Sudewi hanya mengungguk, meski sebenarnya hatinya tengah dilanda kegelisahan. Bukan tentang Hayam Wuruk dan juga acara pernikahan yang akan dilangsungkan nanti malam yang pastinya akan disambut bahagia oleh seluruh rakyat Majapahit, bukan, tetapi ada hal lain, dan Sudewi tidak tahu sumber kegelisahan itu. Perasaannya tiba-tiba menjadi tak karuan setelah mendapati jika bukanlah Abimana yang mengetuk pintu kamarnya tadi. 

"Dewi, bolehkah aku bertanya sesuatu kepadamu?"

"Tentang apa?"

"Akhir-akhir ini aku sering melihat Abimana berdiri di depan kamarmu, Dewi. Aku juga kerap kali mendapatinya terus meminta para pengawal untuk membiarkan dia tetap berada di depan pintu kamarmu, tetapi setelah kuamati, dia tak kunjung mengetuk pintu itu. Para penjaga sepertinya juga berulangkali berusaha mengusirnya. Dan satu hal yang kuingat sekali, bagaimana cara Abimana memandangi pintu kamarmu. Dia terlihat sangat tersiksa." Nertaja menatap Sudewi lamat-lamat. Ekspresi gadis itu seketika berubah setelah mendengar pernyataan dari Nertaja. "Kalau boleh tahu, apakah kalian sedang bertengkar, Dewi?"

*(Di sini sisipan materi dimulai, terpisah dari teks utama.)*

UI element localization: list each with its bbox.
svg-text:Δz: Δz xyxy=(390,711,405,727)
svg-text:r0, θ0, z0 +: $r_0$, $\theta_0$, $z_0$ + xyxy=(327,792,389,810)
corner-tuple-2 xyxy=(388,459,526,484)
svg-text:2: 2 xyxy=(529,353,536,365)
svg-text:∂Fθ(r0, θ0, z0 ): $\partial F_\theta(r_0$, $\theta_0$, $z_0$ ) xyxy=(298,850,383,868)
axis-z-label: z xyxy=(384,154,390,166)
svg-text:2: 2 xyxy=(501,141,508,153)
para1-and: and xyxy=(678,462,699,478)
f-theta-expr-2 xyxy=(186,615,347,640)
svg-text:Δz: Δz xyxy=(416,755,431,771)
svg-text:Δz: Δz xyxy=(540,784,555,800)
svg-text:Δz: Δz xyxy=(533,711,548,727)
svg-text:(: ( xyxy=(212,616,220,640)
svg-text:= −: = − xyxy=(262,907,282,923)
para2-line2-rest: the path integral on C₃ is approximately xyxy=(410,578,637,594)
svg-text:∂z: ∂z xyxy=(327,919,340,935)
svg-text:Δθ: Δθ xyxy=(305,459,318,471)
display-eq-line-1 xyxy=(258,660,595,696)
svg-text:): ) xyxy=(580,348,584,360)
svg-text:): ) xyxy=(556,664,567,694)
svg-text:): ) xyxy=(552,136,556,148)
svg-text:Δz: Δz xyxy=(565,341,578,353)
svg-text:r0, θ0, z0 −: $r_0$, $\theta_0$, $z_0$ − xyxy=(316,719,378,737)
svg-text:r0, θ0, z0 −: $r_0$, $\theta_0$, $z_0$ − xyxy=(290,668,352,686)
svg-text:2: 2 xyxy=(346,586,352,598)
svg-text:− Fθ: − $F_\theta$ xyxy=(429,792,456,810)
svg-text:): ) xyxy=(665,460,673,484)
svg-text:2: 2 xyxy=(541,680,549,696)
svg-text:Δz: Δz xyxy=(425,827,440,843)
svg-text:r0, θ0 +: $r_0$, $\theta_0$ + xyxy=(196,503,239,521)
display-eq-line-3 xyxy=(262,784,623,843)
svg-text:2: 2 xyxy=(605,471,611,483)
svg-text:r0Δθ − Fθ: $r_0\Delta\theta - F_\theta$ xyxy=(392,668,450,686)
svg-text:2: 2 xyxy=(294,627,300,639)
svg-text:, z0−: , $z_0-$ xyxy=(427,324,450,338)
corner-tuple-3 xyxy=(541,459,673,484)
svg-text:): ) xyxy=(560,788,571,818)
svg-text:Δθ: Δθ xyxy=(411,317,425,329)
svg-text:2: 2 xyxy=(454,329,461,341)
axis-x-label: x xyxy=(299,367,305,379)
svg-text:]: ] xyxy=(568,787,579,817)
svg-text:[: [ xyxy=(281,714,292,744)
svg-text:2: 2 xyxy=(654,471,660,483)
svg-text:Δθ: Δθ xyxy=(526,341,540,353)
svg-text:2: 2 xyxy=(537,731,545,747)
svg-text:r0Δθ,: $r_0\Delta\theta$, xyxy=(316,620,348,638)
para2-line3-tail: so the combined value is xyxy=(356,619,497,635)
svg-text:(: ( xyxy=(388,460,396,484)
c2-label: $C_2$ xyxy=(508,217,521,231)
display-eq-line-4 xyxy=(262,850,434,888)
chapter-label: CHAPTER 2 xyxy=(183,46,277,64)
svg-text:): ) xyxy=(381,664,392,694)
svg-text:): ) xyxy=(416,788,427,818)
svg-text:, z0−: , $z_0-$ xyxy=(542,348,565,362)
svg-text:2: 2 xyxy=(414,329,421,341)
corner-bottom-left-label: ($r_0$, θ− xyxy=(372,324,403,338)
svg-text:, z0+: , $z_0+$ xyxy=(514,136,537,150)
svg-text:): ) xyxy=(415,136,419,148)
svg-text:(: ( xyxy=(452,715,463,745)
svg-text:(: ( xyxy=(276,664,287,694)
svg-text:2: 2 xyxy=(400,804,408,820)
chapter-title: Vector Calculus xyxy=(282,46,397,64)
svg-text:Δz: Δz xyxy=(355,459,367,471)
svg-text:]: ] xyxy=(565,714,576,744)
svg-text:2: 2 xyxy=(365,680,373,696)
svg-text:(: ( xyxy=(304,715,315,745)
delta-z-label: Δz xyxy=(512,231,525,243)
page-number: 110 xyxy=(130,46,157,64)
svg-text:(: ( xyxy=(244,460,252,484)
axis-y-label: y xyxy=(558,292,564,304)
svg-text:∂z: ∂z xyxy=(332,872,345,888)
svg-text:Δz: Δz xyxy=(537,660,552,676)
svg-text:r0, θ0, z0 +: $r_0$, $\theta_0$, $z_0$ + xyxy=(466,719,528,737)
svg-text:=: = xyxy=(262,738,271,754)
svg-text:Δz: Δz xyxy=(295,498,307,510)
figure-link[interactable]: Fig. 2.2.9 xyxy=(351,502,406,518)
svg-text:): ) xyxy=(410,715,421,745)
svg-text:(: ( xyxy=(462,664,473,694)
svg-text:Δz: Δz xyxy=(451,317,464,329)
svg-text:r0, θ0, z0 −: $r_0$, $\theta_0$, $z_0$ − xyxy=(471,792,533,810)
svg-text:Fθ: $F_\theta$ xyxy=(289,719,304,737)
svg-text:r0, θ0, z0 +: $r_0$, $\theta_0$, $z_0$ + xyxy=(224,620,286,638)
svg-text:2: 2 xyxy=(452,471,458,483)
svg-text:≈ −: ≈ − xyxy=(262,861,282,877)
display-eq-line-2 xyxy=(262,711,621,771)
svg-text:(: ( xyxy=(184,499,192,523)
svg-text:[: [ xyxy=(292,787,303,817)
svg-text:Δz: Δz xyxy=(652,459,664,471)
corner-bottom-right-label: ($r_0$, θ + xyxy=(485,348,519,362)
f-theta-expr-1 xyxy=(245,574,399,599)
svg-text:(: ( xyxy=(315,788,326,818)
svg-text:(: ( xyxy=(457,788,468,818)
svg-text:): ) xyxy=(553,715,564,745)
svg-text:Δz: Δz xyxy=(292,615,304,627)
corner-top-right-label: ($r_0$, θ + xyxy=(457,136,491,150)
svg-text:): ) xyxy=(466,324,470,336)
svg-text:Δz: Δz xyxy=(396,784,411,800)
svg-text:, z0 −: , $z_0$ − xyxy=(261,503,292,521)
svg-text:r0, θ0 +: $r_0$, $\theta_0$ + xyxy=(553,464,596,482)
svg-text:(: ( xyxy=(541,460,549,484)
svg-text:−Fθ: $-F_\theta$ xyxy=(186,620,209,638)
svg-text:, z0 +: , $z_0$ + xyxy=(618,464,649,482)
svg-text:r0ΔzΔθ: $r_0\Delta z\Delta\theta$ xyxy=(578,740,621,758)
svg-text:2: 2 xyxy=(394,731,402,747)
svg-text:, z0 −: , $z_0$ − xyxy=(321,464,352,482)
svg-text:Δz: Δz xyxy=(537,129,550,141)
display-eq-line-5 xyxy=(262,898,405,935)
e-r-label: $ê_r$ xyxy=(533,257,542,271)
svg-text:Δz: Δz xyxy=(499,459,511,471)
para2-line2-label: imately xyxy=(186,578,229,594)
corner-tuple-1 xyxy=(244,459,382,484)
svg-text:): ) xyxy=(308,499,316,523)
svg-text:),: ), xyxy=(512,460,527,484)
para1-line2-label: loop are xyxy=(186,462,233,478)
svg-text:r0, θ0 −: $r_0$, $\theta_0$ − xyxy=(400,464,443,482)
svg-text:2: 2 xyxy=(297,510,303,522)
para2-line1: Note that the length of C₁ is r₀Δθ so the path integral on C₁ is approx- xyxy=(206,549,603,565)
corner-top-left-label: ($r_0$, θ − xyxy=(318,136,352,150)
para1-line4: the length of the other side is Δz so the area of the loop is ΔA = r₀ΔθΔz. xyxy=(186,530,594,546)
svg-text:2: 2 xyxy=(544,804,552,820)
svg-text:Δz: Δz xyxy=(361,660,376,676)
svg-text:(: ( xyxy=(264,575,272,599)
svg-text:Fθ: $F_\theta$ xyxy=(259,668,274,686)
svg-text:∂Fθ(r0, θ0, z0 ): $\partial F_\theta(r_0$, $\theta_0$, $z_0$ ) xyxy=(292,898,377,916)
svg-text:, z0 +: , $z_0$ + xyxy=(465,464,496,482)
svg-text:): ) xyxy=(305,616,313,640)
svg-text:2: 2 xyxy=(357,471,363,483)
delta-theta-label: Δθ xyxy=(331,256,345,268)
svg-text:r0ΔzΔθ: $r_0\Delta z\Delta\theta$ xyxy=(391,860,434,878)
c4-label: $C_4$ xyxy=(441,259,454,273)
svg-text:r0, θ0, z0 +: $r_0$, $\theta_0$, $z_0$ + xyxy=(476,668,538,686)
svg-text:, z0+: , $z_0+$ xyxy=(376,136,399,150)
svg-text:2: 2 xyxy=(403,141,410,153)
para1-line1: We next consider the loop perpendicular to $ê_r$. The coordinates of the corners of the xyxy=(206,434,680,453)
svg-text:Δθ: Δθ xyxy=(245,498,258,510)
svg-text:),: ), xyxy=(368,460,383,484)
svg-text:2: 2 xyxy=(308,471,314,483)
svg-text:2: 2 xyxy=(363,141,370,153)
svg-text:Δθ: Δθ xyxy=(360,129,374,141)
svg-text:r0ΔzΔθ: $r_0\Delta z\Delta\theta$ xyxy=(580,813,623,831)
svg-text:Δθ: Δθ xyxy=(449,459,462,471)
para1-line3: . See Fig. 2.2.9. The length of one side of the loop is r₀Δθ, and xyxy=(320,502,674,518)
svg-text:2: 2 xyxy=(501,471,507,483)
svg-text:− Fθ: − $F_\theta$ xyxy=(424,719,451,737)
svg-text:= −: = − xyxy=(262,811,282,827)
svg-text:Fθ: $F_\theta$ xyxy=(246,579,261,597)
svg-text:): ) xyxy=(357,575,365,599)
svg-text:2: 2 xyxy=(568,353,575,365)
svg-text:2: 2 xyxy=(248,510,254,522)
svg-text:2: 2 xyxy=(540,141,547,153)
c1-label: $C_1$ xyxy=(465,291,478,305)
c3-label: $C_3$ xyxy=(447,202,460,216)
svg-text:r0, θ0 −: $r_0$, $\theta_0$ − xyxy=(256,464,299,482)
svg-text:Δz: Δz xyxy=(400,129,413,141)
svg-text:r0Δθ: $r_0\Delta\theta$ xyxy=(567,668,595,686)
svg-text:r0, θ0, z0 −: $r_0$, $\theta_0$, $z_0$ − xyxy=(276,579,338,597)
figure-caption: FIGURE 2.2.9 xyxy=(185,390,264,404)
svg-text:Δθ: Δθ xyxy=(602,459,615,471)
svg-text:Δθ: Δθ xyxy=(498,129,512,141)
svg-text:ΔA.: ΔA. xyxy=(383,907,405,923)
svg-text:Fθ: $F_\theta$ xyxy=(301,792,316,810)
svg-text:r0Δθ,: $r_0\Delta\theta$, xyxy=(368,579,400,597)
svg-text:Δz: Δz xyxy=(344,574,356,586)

Ruangan itu berubah lengang. Beberapa detik telah terlewat, tetapi Sudewi tak kunjung buka suara, begitu juga Nertaja yang masih setia menunggu jawaban apa yang akan ia dapatkan dari gadis yang berdiri di depannya saat ini. 

"Kau tahu, Nertaja, aku sangat membencinya." Ekspresi Sudewi kembali datar. Gadis itu lalu meminta para dayang yang tadinya berdiri di dekat pintu kamar untuk segera keluar dari sana.

Nertaja nampaknya sangat terkejut dengan pengakuan Sudewi. "Kenapa? Maksudku, apa yang telah terjadi? Kenapa kau membencinya? Bukankah kalian sudah berteman lama? Bahkan sudah saling mengerti satu sama lain."

"Kau tak akan mempercayai ini, Nertaja. Aku pun juga masih tidak menyangka dengan apa yang terjadi pada Abimana beberapa hari yang lalu." Sudewi menatap Nertaja dengan kedua mata yang memerah. Netra jernih yang biasanya menatap dengan lembut itu dipenuhi oleh lautan kesedihan. "Dia hendak melecehkanku, Nertaja!"